The other paper was published in Science,
this is the paper led by the group at Celera Genomics,
which included scientists from around the US and, and Europe as well.
And that number was much more precise-seeming, 26,588 genes.
But there was an additional approximately 12,000 likely genes
that were also described in that paper.
So those two numbers were pretty, so
if you add those together it's in the high 30,000 range.
So that, that was consistent with what was in the Nature paper.
And let me just mention that I was on this paper,
buried in this long author list as well.
14:31
So that, that, that gene count number is an interesting story in itself.
So if you look at how it's evolved over the past 40 years since, or now 50 years,
since that, that early 1964 paper, which estimated millions of genes,
starting around 1990, people were,
were bandying about estimates generally in the 100,000 range.
But this chart shows a number of publications that kept moving that number
around starting at 100,000 going down to,
there were estimates published in the 60,000 range, the 50,000 range, and so on.
And it gradually decreased until today we believe the number is around 22 to 23,000.
But we're still not sure of the precise number, even today,
we don't have a precise number of human genes.
And an important caveat here is, this gene count the way it was originally proposed
and the way I'm describing it now, refers to the number of protein-coding genes.
That is a, a piece of human genome,
a piece of DNA that gets transcribed into RNA, gets translated into a protein.

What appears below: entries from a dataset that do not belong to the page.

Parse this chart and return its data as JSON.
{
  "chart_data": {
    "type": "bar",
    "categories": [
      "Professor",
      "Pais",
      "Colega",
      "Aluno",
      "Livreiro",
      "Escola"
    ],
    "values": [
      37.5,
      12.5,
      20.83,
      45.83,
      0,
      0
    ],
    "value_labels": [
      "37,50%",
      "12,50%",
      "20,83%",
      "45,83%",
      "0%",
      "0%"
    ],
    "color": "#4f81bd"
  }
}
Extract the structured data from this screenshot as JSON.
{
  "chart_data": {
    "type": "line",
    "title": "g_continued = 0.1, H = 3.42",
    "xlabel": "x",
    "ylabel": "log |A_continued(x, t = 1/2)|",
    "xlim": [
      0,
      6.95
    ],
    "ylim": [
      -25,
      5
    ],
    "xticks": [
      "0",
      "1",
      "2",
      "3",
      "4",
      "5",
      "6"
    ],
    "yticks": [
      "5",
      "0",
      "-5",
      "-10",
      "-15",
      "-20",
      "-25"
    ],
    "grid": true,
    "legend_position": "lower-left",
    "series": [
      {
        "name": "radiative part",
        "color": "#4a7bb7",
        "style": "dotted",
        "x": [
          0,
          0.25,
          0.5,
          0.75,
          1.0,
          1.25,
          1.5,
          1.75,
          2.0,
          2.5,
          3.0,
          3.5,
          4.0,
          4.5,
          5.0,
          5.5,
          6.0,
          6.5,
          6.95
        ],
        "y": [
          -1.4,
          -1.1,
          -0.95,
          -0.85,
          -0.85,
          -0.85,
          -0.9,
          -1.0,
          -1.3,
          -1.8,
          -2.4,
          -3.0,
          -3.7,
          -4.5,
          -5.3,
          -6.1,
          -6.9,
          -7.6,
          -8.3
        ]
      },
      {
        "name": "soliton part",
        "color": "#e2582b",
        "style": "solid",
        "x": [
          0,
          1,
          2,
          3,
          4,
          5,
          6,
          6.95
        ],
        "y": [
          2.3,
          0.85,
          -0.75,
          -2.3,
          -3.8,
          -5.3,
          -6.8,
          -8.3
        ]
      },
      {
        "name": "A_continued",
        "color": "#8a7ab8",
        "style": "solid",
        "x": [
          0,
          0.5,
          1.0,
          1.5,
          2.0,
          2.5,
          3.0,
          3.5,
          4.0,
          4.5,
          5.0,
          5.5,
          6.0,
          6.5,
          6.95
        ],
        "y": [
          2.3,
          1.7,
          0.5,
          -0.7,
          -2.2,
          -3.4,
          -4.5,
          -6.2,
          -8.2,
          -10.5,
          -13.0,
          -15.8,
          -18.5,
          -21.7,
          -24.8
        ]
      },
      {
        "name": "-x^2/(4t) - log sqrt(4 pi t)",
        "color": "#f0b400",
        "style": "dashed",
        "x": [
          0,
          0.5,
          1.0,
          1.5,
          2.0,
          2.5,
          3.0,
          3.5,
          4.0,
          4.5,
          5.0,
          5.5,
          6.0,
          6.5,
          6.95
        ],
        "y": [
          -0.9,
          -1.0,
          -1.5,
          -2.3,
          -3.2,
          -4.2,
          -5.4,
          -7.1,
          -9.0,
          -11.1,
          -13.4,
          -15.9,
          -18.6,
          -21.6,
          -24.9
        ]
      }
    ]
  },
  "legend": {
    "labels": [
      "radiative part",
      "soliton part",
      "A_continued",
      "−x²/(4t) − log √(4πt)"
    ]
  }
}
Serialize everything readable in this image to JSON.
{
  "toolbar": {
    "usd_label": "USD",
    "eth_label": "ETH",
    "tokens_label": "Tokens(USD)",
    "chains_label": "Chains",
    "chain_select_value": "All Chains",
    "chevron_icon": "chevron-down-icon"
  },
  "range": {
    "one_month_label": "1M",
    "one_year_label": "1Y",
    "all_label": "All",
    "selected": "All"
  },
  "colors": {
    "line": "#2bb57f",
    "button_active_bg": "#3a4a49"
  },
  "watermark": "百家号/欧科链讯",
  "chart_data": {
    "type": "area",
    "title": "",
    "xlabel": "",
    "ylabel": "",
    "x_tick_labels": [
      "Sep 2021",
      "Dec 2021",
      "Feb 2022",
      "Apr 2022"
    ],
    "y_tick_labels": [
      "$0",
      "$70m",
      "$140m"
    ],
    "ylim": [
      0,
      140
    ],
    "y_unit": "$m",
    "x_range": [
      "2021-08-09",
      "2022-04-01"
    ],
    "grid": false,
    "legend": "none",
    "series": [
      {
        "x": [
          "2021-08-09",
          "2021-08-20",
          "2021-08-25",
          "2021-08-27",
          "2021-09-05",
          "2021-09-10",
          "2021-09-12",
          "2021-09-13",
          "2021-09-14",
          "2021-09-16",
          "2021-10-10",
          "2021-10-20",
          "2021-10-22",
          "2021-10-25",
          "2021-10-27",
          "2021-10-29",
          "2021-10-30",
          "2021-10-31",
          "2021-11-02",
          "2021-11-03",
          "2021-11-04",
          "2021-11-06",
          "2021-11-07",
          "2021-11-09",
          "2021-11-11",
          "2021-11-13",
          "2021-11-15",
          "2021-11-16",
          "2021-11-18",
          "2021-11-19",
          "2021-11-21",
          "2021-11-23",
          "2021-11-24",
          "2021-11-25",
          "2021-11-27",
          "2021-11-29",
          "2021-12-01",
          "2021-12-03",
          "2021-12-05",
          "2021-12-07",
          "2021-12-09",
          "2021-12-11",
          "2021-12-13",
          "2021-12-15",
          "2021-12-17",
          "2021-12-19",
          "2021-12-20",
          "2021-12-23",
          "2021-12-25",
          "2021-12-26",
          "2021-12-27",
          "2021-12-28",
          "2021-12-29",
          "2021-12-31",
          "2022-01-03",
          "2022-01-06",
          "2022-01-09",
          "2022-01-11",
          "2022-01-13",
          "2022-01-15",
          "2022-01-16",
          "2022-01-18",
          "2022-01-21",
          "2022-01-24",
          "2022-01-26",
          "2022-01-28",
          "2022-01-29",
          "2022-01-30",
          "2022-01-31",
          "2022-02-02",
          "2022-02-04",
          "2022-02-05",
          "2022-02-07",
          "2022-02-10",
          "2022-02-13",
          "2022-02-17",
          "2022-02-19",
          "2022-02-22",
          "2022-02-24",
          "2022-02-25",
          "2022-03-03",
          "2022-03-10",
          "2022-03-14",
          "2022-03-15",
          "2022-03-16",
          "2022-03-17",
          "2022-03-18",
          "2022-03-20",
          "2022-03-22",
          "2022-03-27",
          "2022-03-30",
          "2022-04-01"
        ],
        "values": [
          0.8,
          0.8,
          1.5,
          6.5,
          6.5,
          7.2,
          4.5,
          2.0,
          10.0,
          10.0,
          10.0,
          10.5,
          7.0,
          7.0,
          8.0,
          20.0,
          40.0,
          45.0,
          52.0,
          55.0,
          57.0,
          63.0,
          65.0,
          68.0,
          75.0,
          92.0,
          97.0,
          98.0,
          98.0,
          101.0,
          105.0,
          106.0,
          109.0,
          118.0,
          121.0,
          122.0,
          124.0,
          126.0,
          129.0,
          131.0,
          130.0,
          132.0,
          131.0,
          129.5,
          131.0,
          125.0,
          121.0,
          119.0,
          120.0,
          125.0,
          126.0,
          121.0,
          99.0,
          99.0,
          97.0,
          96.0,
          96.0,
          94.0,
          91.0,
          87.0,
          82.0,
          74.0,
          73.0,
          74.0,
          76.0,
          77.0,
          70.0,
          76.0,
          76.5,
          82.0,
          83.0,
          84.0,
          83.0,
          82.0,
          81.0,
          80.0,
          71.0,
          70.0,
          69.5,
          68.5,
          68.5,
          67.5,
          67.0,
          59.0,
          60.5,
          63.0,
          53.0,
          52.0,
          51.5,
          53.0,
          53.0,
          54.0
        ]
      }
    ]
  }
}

Everyone agrees we call that a gene.
However, for at least the last 20 years,
we've known that there's some number of genes in your genome
where the DNA gets transcribed into the RNA, and the RNA itself has a function.
We would call that an RNA gene, it never gets translated into a protein.
In the late 2000s, starting in the late 2000s,
through a new technique called RNAC, we've learned that there are many thousands,
really probably tens of thousands of RNA genes in the genome.
So this gene count that we've been looking at for the past several decades
only looks at one side of the coin, we're only looking at protein-coding genes.
We know the number's quite a bit higher if you look at RNA genes.
And that number is even less precise today.
Over the, over the coming decade, we probably will get a better handle on it.
But I wouldn't promise we'd have a precise answer to this question
even ten years from now.
16:11
So let's just review.
The Human Genome Project started in the late 80s.
It officially began in 89 and
1990 with the goal of sequencing 3 billion base pairs.
Did they achieve that?
Yes, they did.
The goal was to do it for $1 a base.
How did they do on that?
Well, at the time the genome was published, it cost about a $1 for a read.
A read was a single sequence coming off a sequencer, it was about 700 bases long.
So not only did they achieve that goal,
they were 700 times cheaper than they thought it would be.
So that was really a dramatic success.
They were, the in terms of time, they wanted to get it done by 2005.
It was done in 2001, at least the papers were published in 2001, a draft genome.
So you could say they dramatically exceeded all of their goals.
And now, the cost today, the fi, the final note is that the cost in 2001,
$1 per read, $1 per 700 bases,
seemed quite, quite dramatically better than we'd expected.
And it did continue to slowly, to slowly drop for a few years thereafter.
But then, due to dramatic changes in technology, what's called next generation
sequencing, the cost has dropped far, far more than that.
So today, it costs about $1 for 3 million bases,
which is 4,000 fold cheaper than it cost even when the human genome was finished.
And that's what's led to this tremendous explosion in all
sorts of genome sequencing experiments that we're, that we're experiencing today.